The Asian Development Bank (ADB) in November approved a $48 million loan to modernize agriculture irrigation systems and support institutional reforms in Georgia.
The Climate Smart Irrigation Sector Development Program, ADB’s first engagement in the Caucasus nation’s agriculture sector, aims to increase climate resilience and productivity. It will provide a modernized piped irrigation network covering about 7,000 hectares of the Kvemo Samgori irrigation scheme area in the agricultural region of Kakheti.
“Georgia has immense potential to develop its agriculture sector and increase its share in the economy,” said ADB Director General for Central and West Asia Yevgeniy Zhukov. “This new program will help Georgia modernize its agriculture systems, improve food security, and open up trade opportunities for the local population.”

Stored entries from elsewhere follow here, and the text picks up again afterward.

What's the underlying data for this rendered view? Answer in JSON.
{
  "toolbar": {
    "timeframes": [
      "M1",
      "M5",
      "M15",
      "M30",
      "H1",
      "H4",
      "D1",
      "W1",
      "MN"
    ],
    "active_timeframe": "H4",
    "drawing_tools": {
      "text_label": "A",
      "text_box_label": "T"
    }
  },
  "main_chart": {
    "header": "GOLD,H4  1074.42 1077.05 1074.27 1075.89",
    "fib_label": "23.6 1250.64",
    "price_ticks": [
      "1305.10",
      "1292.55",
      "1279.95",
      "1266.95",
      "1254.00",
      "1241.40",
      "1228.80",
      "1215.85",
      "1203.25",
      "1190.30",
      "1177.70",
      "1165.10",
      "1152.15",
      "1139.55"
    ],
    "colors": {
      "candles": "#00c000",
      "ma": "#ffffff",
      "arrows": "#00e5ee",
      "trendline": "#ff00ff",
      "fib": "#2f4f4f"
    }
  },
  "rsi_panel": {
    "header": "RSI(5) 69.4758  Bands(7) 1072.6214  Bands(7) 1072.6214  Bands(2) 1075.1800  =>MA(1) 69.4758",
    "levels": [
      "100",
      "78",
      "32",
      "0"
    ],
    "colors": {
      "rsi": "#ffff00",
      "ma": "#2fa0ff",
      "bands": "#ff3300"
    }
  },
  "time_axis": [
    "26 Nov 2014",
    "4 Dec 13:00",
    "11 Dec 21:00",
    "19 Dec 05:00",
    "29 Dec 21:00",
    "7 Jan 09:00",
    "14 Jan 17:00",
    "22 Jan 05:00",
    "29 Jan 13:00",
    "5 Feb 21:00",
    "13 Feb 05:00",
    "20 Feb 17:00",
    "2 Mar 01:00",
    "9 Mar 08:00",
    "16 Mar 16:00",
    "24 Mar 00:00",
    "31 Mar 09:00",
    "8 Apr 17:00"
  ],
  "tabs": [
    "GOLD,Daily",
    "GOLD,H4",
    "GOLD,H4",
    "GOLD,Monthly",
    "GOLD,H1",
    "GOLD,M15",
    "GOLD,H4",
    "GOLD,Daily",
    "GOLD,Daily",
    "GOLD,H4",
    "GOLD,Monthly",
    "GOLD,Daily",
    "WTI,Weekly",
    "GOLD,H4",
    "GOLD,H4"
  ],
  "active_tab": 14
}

The program will support the Government of Georgia’s goal of improving the policy and institutional framework for sustainable water resources management and an efficient state-owned enterprise for delivering irrigation services.
Under the policy-based loan, the actions include enhancing governance and management to increase the accountability, transparency, and efficiency of the Georgian Amelioration’s irrigation service delivery. Pricing and contracting changes will ensure improved efficiency of water use and financial sustainability of irrigation systems, while improving the legal and institutional framework will help ensure sustainable management of water resources.
The sector development program modality is being used to meet parallel needs for development financing, policy reforms, and targeted project financing. The policy and investment components will mutually reinforce each other and maximize the value that ADB brings.
Modernizing the Kvemo Samgori irrigation scheme will include construction of a combined closed pipe and open network for irrigation water conveyance with a total length of about 630 kilometers, to replace the current open canal system.
The program will help farmers modernize and improve their irrigation and agricultural production technologies for high-value crops like grape vineyards. These include climate-smart water management and irrigation methods, local water storage and recycling opportunities, and measures to address soil erosion.
“The program will increase farmland productivity through applying innovative agriculture production and irrigation technologies,” said ADB Principal Water Resources Specialist. “At least 1,000 farmers will benefit from the cutting-edge technologies such as drip and sprinkler irrigation systems. This will help expand their trade opportunities.”
The program is aligned with the Georgian government’s Agriculture and Rural Development Strategy, 2021–2027 and its Irrigation Strategy, 2017–2025.
ADB has supported Georgia since 2007 and is one of the country’s largest multilateral development partners. ADB sovereign and private sector loans to Georgia total $3.9 billion. The bank’s key development priorities in Georgia include fostering inclusive and sustainable economic growth, reducing poverty, enhancing regional connectivity, and improving public service delivery.
ADB is committed to achieving a prosperous, inclusive, resilient, and sustainable Asia and the Pacific, while sustaining its efforts to eradicate extreme poverty. Established in 1966, it is owned by 68 members—49 from the region.